Mais louco por João Pessoa do que o saudoso Walfredo Rodríguez, impossível. Pois foi da sua boca que ouvi, na farmácia de Seu Zezé, no Rodgers, a sentença de que a vida em João Pessoa dependeria muito do que se fizesse com o Rio Jaguaribe e toda aquela faixa de mangues, pântanos, salinas e restingas que vai de Bayeux (que babaquice mudar o nome de Barreiras para Bayeux!) até Cabedelo.
Velhos moradores do bairro que papeavam na gameleira da D. Vital diziam que o Jaguaribe não dobrava nos fundos do Manaíra Shopping. Seguia em frente, cortava o retão, a pista do Aeroclube, avançava pelo Bessa e ia desaguar no atual Intermares. Aquela região toda do Bessa e Intermares, na verdade, compunha o estuário do Rio Jaguaribe. Era uma imensa restinga, espécie de esponja natural entre o mar e o mangue, área que até hoje tem sido o pesadelo dos que ali residem.
Mas, a fim de facilitar as coisas para a estrada de Cabedelo, lá se foi o Jaguaribe desaguar nos Ipês, por trás da Fazenda Boi-Só. Alguém achou de entortar o rio para ligá-lo imediatamente ao mangue, talvez já pensando na especulação imobiliária que estouraria com a força de um vulcão em Manaíra, Bessa, Intermares, Poço, Camboinha, Ponta de Mato e vizinhanças.
Tinha toda razão o velho Rodríguez. Agredido nas nascentes, em todo o seu percurso e na foz, o Jaguaribe, dreno natural de João Pessoa, se não for alvo de atenção das autoridades, tende a ser cenário de tragédia em todos os invernos rigorosos aqui na Capital, tal como o Ribeirão Arrudas em Belo Horizonte. A cada inverno, a cada ano, surgem mais complicações no Rio Jaguaribe. O colapso total está mais perto do que longe. Nossa sorte é que ultimamente não temos tido invernos com muita chuva.
A situação não é diferente na Porta d´Água. Pegando aquela região da Ilha do Bispo, Varadouro, Porto do Capim, passando por Mandacaru, Boi-Só, até Tambaú, Bessa, Intermares, havia uma região que os moradores mais antigos chamavam de Porta d´Água. Para nós do Rodgers, ela ficava ali por trás da Bica.
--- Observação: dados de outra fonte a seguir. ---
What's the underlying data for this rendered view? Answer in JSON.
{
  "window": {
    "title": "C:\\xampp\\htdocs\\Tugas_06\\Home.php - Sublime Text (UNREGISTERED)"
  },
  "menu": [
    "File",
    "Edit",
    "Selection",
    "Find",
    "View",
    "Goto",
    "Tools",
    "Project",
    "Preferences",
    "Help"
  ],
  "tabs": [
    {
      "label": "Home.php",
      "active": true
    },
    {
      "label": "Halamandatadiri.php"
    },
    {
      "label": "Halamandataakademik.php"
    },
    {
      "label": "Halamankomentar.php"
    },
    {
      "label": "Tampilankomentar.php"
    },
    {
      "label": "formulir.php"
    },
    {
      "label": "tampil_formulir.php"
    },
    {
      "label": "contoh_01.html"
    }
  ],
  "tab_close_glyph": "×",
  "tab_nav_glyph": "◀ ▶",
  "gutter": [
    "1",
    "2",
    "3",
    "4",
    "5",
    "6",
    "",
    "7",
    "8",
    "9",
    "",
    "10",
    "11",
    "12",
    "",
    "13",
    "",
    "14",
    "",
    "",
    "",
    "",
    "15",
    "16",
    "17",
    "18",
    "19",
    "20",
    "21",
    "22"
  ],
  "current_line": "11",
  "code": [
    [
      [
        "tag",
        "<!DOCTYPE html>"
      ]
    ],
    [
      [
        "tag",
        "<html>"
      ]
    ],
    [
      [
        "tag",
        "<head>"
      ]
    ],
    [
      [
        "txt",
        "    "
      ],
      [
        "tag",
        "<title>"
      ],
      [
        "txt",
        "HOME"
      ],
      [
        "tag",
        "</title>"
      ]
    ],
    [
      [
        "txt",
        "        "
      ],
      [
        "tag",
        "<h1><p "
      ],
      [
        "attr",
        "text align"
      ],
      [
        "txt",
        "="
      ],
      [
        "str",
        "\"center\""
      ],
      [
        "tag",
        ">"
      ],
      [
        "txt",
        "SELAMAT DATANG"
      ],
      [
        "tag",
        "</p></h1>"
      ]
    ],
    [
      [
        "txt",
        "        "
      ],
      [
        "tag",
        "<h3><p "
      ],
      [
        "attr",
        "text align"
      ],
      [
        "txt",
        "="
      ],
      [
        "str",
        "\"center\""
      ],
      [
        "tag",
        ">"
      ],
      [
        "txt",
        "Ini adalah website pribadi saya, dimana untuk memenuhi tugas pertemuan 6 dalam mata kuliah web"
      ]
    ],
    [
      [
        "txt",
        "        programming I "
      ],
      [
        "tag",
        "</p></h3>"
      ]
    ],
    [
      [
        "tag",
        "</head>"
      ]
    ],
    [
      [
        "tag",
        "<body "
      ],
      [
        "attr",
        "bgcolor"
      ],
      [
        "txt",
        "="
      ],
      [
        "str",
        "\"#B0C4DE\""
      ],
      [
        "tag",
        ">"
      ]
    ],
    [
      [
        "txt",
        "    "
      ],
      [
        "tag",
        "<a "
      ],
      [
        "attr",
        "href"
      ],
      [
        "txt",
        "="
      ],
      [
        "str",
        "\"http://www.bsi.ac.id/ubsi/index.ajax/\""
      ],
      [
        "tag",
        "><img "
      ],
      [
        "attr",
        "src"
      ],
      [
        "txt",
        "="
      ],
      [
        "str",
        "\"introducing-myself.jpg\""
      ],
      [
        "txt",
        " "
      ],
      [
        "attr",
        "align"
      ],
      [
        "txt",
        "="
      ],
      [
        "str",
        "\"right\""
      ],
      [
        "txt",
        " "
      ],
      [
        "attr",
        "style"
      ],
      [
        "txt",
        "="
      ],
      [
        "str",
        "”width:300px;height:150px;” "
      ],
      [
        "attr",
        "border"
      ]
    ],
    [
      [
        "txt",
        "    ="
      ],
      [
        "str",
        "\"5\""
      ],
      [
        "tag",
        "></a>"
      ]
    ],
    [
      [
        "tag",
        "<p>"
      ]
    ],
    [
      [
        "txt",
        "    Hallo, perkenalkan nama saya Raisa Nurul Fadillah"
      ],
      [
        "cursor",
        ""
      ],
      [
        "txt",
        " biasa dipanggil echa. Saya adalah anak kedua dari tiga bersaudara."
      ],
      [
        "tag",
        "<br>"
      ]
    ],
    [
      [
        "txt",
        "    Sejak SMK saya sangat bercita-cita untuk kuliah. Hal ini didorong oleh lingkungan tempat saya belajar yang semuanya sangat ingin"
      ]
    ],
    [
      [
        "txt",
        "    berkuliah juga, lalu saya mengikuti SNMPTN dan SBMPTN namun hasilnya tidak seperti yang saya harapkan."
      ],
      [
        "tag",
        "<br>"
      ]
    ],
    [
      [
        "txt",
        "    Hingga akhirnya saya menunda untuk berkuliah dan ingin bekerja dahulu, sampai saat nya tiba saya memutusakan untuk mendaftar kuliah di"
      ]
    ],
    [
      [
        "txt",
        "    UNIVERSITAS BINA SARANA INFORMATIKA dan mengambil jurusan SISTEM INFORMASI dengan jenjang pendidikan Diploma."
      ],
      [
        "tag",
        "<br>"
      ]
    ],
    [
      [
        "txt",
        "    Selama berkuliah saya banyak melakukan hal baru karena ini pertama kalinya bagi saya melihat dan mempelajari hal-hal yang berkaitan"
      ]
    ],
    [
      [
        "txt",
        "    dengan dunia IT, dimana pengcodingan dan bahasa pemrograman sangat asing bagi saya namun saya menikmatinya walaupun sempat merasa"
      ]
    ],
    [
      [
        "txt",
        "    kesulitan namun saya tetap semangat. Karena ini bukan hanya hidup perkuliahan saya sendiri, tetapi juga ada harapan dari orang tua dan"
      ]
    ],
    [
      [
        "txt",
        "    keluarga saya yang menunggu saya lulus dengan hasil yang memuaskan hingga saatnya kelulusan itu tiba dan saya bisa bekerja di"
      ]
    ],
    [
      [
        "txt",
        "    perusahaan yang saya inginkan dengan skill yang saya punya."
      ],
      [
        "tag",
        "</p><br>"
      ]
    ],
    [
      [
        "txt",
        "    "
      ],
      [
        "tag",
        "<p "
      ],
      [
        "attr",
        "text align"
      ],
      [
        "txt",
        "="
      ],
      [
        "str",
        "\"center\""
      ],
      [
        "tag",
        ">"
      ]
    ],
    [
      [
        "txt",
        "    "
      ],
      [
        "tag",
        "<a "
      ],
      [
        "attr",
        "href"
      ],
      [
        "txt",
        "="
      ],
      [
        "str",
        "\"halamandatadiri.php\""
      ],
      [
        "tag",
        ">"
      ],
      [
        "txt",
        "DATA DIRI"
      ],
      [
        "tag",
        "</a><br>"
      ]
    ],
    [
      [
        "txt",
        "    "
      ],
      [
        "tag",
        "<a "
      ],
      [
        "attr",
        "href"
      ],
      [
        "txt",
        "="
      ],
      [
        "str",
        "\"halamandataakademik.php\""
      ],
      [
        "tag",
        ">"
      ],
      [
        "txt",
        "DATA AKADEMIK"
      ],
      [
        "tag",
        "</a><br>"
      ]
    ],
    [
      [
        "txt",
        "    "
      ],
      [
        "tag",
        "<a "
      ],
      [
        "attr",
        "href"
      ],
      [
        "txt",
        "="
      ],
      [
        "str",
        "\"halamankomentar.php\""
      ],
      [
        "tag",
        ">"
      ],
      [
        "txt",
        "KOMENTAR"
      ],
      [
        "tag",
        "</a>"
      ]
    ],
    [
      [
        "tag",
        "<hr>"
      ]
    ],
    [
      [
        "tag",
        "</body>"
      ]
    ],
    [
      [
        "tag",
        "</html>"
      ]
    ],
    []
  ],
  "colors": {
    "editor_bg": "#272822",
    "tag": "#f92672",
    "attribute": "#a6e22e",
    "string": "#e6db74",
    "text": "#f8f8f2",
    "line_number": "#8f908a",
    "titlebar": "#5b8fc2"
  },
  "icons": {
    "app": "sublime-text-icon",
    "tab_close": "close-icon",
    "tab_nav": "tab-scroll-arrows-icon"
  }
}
Quer nome mais belo do que Porta d´Água? Era o nosso Everglades.
Menino do Rodgers, bairro que mudou de nome porque muitos não sabiam escrever nem pronunciar "nome de gringo", vivia no próprio Éden. Meus pagos eram o sítio do Seminário que se unia à bica, cobrindo de encantos o aristocrático Tambiá. Sonhava no alto da gameleira, contemplando o Varadouro, o Sanhauá se encontrando com o Paraíba para irem juntos desembocar no Atlântico. Cabedelo, com seu porto e suas praias ainda meio selvagens.
Para quem não sabe, o Rodgers, além de ter sido o sítio de um inglês que entendeu de fixar morada por essas bandas, é talvez o bairro mais alto da cidade. O olho da Gameleira da D. Vital (que infelizmente desabou em maio de 2000) era um mirante tão encantador quanto a torre da TV Cabo Branco ou a cobertura do edifício Dezoito Andares.
Assim era o Rodgers: em cima, um pomar. Lá embaixo, o nosso Everglades, a Porta d´Água, onde fazíamos nossas expedições exploradoras para trazer caranguejo, mangaba, caju, araçá, guajiru, seriguela, com o que – extrema ironia! – abrimos picadas para as nefastas avenidas Tancredo Neves e Ayrton Senna.
Há algum tempo dei um giro demorado, a pé, pela Porta d´Água da minha infância. Horrível. Voltei desolado, como se tivesse ido ao cemitério numa tarde de domingo. Destruição total. A visão apocalíptica sugere que os americanos andaram soltando suas superbombas também sobre a Porta d´Água.
No que era paraíso, lama podre, lixo, fumaça, aterro, asfalto. As chamadas soluções técnicas desmoralizam a civilização. O fato é que estamos construindo, numa cadeia silenciosa de ações e omissões injustificáveis, um inferno para os nossos filhos e netos. Tudo em nome do progresso. Que progresso? – diria o velho inglês Richard Rodgers, marido de Dona Francisca Romana, dando de ombros para os seus descendentes tropicais.